Similarly, Mike Hucka (Caltech) showed great results he has on how scientists discover software for use in their research projects (paper here). He finds (surprise!) that documentation is key, but there are many other contributing factors to make a piece of research software more likely to be used or re-used by others. His results have strong implications for developers finishing software projects. One surprising thing is that scientists are less platform-specific or language-specific in their needs than you might think.

I spent part of the afternoon hiding in various locations around the meeting, hacking on an unsupervised data-driven model of stellar spectra with Megan Bedell (Chicago).


making slides

My only real research accomplishment today was to make slides for my AAS talk on software publications, which is for a special session organized by Alice Allen (ASCL). The slides are available here.


carbon stars, regulation of star formation, and so much more

Rix called me to discuss the problem that when we compare the chemical abundances in pairs of stars, we get stars that are more identical than we expect, given our noise model for chemical abundances. That is, we see things with chi-squared (far) less than the number of elements. This means (I think) that our noise estimation is overly conservative: There are (at least some) stars that we are observing at very good precision. Further evidence for my view is that there are more such (very close) pairs within open clusters than across open clusters (or in the field).

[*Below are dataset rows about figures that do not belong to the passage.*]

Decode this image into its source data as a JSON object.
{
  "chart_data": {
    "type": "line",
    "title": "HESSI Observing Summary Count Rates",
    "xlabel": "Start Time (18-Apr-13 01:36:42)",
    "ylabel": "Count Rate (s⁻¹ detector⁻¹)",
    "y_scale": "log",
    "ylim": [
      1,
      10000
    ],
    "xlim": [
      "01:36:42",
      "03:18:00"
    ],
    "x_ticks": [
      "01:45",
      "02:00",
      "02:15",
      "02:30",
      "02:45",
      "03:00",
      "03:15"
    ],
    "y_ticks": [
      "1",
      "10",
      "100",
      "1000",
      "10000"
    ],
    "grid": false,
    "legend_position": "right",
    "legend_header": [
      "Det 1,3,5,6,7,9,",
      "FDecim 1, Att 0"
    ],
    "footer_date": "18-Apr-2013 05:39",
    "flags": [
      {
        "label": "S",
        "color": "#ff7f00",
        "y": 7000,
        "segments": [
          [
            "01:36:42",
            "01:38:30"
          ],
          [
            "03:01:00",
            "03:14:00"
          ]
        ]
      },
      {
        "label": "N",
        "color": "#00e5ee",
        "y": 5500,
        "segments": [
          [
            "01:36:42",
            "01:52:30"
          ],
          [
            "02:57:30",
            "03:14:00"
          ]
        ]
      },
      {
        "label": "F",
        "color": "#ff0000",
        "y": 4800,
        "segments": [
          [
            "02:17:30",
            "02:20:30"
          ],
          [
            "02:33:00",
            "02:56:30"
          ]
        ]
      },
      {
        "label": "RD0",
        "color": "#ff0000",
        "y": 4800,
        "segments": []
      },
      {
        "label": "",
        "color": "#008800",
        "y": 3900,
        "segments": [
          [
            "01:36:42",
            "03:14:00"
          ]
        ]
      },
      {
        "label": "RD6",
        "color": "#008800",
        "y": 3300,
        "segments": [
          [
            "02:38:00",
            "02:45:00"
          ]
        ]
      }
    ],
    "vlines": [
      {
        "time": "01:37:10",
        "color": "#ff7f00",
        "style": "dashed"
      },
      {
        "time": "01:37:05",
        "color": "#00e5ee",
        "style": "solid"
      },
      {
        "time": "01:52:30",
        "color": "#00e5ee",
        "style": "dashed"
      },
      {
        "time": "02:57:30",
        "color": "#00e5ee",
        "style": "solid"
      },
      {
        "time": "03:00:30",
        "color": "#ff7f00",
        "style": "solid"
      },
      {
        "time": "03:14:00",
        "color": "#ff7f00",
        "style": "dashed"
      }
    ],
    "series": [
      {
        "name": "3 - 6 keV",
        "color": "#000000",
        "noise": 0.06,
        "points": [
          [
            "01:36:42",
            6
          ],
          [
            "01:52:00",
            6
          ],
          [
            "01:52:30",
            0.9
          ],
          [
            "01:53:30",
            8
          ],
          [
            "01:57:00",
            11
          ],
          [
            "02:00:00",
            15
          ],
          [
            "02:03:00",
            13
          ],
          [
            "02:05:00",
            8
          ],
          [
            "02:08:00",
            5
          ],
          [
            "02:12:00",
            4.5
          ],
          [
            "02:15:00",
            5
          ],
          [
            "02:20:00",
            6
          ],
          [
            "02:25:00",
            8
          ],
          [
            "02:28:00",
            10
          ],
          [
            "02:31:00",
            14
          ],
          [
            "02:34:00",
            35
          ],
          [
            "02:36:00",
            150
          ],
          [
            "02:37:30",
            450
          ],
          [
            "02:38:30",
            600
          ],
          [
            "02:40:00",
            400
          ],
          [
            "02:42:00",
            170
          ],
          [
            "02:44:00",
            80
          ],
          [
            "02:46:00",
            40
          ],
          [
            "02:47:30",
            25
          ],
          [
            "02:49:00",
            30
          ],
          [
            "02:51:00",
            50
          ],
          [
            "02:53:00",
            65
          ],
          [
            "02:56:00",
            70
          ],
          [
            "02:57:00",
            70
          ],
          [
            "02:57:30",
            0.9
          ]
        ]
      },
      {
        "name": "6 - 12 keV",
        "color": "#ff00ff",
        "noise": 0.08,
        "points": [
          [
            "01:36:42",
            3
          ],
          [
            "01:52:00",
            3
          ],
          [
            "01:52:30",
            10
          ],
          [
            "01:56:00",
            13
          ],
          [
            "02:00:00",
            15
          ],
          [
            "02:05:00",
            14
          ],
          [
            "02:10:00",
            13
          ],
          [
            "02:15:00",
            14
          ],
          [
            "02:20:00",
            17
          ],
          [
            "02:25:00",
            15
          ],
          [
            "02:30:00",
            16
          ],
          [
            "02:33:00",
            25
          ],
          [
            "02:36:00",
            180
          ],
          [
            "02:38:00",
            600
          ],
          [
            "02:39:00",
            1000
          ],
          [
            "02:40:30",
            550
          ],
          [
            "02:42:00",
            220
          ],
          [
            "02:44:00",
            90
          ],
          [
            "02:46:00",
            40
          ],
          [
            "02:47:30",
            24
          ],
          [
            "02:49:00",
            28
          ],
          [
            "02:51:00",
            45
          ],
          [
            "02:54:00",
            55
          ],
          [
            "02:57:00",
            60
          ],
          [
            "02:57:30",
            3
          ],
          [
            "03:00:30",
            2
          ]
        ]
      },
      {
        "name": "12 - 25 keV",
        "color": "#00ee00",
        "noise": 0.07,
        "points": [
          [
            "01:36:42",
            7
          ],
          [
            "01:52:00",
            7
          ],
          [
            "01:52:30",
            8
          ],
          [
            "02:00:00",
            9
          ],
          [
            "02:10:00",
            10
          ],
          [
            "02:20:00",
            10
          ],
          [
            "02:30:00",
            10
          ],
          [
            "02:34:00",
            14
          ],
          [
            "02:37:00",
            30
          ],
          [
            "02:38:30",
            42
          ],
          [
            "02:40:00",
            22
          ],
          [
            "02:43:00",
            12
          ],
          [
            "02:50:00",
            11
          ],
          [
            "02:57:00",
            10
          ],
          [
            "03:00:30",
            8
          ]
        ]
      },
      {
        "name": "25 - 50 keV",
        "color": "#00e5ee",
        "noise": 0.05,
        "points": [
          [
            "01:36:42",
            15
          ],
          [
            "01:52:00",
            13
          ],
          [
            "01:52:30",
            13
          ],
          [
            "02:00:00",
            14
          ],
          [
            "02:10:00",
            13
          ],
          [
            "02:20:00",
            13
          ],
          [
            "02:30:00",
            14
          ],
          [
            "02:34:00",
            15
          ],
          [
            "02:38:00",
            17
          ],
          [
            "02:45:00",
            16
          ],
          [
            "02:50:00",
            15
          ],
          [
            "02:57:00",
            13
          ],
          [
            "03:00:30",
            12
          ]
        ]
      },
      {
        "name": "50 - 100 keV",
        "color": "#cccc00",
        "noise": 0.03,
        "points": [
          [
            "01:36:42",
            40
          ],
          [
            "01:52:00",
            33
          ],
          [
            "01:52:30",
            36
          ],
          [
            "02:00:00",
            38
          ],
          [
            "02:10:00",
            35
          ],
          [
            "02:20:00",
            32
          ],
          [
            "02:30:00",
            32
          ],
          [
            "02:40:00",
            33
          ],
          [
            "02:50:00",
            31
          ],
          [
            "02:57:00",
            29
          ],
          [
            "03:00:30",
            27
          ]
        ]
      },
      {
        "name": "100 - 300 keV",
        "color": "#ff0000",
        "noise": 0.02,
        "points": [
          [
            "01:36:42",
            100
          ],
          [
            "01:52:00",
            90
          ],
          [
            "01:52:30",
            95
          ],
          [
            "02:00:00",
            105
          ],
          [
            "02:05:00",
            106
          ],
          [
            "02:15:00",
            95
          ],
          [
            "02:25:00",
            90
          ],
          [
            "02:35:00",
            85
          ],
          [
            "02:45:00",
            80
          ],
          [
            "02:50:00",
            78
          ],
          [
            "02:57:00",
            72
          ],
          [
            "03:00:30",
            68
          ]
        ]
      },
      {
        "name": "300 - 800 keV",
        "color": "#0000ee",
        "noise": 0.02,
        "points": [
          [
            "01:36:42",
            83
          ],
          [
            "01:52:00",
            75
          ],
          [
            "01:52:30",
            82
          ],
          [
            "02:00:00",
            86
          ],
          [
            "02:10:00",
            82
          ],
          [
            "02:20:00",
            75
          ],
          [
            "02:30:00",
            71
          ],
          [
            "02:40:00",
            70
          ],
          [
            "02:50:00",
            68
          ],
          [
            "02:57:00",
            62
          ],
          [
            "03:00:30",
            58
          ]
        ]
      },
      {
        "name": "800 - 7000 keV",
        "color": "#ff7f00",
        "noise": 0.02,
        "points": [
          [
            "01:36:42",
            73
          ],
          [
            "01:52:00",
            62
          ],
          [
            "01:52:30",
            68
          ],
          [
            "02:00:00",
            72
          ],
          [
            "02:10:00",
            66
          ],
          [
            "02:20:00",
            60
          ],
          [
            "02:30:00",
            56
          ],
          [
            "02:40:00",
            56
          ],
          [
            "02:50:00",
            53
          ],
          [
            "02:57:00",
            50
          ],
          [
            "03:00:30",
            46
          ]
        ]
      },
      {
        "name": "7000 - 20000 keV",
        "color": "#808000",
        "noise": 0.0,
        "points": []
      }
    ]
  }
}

In stars group meeting, Jill Knapp (Princeton) spoke about Carbon stars (stars with more carbon than oxygen, and I really mean more in counts of atoms). She discussed dredge-up and accretion origins for these, and how we might distinguish these. She has some results on the abundance of Carbon stars as a function of expected (from stellar models) surface-convection properties, which suggest accretion origins. But it is early days.

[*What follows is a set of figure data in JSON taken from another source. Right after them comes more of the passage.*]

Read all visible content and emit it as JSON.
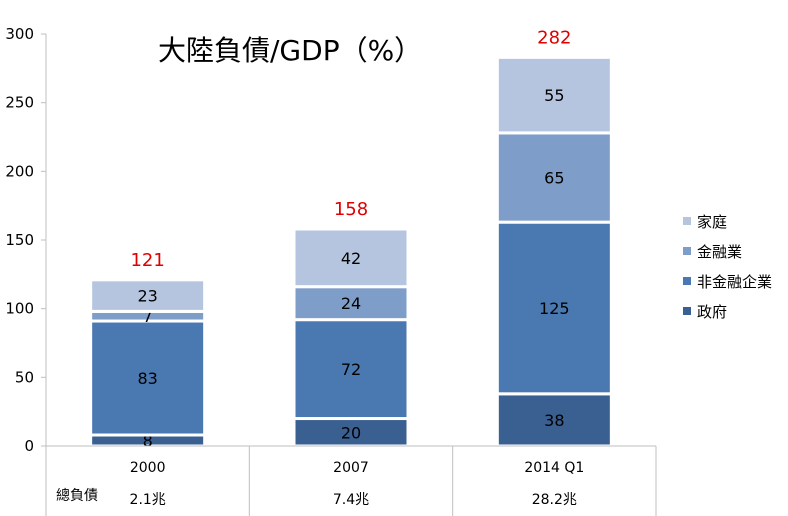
{
  "chart_data": {
    "type": "bar",
    "stacked": true,
    "title": "大陸負債/GDP（%）",
    "categories": [
      "2000",
      "2007",
      "2014 Q1"
    ],
    "series": [
      {
        "name": "政府",
        "values": [
          8,
          20,
          38
        ],
        "color": "#3a5f91"
      },
      {
        "name": "非金融企業",
        "values": [
          83,
          72,
          125
        ],
        "color": "#4a78b0"
      },
      {
        "name": "金融業",
        "values": [
          7,
          24,
          65
        ],
        "color": "#7e9dc9"
      },
      {
        "name": "家庭",
        "values": [
          23,
          42,
          55
        ],
        "color": "#b6c5df"
      }
    ],
    "totals": [
      121,
      158,
      282
    ],
    "ylim": [
      0,
      300
    ],
    "yticks": [
      0,
      50,
      100,
      150,
      200,
      250,
      300
    ],
    "xlabel": "",
    "ylabel": "",
    "legend": "right",
    "grid": false,
    "table": {
      "row_label": "總負債",
      "values": [
        "2.1兆",
        "7.4兆",
        "28.2兆"
      ]
    }
  }
}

Chang-Goo Kim (Princeton) told us about simulations that are designed to understand the regulation of star formation in galaxy disks (kpc scales). He pointed out the importance of gravity in setting the star-formation rate; these arguments are always reminiscent (to me) of the Eddington argument. His simulations include supernovae feedback in the form of mechanical and radiation energy, and magnetic turbulence and cosmic ray pressure. He emphasized that conclusions about feedback-regulated star formation depend strongly on assumptions about spatial correlations and locations (think escape over time) of the supernovae relative to the dense molecular cloud in which the star formation occurs. Fundamentally the thing that sets the star-formation rate is the pressure, which can be hydrostatic or turbulent or both.

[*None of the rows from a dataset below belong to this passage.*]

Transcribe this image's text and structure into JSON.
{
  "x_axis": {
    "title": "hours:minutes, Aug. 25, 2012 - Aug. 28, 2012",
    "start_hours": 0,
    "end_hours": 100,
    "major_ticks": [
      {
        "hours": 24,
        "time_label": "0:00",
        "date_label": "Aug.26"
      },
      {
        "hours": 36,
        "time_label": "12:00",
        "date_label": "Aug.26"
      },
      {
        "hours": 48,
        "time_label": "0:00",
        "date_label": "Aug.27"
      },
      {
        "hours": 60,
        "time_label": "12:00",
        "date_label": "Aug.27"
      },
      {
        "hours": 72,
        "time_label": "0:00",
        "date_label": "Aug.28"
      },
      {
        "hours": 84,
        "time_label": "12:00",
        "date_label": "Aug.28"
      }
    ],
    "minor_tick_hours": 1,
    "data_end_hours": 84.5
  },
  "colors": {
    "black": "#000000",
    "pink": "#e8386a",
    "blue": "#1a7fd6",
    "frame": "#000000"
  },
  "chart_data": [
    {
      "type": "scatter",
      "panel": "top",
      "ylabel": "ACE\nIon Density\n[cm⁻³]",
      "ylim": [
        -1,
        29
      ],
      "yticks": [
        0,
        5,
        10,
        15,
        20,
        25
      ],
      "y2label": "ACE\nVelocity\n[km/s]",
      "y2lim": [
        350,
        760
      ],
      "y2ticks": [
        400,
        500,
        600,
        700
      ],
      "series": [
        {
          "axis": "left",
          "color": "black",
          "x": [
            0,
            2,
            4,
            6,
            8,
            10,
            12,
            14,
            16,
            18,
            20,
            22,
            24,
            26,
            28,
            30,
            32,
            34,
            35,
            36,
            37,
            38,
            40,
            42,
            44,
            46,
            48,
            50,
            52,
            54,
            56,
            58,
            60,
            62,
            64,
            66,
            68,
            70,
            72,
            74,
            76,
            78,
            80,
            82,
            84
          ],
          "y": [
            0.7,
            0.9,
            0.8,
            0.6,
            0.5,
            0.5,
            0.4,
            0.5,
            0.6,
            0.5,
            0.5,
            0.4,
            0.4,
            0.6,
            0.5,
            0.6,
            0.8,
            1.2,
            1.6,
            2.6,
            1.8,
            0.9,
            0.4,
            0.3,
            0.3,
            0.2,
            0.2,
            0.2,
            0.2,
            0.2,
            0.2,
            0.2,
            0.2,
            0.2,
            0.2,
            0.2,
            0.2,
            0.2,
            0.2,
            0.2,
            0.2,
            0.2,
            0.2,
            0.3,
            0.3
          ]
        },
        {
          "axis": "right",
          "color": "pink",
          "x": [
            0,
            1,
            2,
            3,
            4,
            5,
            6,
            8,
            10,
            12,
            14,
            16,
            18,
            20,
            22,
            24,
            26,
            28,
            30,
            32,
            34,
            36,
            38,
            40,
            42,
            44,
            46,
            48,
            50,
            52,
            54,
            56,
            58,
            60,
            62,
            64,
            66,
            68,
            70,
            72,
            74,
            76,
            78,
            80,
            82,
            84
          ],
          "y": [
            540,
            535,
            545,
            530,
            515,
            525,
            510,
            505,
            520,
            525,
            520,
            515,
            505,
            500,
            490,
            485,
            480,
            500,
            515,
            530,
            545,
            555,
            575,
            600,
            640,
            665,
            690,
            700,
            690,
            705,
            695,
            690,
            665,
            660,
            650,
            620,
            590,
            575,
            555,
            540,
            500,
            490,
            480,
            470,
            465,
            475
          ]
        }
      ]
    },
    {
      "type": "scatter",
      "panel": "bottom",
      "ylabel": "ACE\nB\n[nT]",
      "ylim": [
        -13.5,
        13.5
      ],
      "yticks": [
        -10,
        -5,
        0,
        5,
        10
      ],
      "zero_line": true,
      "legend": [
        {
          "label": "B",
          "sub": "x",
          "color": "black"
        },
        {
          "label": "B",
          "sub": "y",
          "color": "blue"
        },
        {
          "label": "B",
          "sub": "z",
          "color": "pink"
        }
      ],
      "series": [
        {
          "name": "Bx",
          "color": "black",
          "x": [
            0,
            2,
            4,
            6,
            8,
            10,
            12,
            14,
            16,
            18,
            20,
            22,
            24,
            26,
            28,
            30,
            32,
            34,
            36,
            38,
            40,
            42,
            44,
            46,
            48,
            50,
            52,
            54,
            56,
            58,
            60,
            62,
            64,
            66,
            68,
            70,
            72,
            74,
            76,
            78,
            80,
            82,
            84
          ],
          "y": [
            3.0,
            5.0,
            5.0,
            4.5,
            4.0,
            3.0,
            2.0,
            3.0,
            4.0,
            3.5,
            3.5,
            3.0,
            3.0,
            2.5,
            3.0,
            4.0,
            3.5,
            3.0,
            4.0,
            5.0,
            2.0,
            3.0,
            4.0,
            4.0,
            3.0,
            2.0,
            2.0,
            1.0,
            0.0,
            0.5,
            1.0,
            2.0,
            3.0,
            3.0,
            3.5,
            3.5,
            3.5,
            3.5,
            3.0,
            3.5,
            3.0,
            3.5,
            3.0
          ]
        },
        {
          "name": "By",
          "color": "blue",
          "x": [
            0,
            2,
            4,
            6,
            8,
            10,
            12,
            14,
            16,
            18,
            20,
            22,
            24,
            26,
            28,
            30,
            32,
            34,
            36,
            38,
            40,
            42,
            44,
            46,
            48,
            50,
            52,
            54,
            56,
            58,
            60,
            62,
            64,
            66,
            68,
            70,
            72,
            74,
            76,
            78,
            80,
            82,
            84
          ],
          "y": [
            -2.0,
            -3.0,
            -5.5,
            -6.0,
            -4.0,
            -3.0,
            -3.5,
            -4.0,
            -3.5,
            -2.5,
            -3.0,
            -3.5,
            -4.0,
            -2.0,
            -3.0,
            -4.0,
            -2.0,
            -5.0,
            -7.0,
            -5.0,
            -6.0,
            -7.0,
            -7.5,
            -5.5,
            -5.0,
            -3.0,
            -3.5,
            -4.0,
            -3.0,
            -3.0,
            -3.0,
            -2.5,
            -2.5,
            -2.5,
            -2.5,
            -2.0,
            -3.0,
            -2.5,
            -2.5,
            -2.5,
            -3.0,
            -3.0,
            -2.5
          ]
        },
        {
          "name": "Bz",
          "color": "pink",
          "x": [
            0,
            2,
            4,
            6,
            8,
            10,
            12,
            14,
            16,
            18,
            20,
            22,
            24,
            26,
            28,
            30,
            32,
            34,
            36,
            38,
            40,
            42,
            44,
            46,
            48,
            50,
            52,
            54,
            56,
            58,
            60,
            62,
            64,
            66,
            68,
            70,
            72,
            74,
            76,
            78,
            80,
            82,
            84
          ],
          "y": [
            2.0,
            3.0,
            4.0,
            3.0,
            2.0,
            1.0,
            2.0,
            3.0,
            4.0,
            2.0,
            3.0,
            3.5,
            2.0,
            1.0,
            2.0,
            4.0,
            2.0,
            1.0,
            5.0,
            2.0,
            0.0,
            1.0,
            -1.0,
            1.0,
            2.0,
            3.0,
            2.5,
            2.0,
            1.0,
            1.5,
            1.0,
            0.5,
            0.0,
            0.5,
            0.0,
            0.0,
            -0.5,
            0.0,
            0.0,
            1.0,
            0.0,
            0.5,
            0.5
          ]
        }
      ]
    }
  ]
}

Semyeong Oh (Princeton) and I led a discussion on the lowest-hanging fruit for projects that exploit her comoving star (and group) catalog from TGAS. Some of the lowest-hanging include investigations of the locations of the pairs in phase space, to look at heating, age, and formation mechanisms.


deconvolution of labels

Lauren Anderson (CCA) and I discussed the state of our project to put spectroscopic parameters onto photometrically discovered stars using colors and magnitudes from APASS, parallaxes from Gaia TGAS, and spectroscopic parameters from the RAVE-on Catalog. We want to take the nearby neighbors in color-magnitude space and deconvolve their noisy spectroscopic parameters to make a less noisy estimate for (what you might call) the test objects. We have been using extreme deconvolution (Bovy et al.) for this, deconvolving the labels for the nearest neighbors (weighted by a likelihood). That is, find neighbors first, deconvolve second. After hours staring at the white board, we decided that maybe we should just deconvolve all the inputs up front, and do inference under the prior created by that deconvolution. Question: Is this computationally feasible?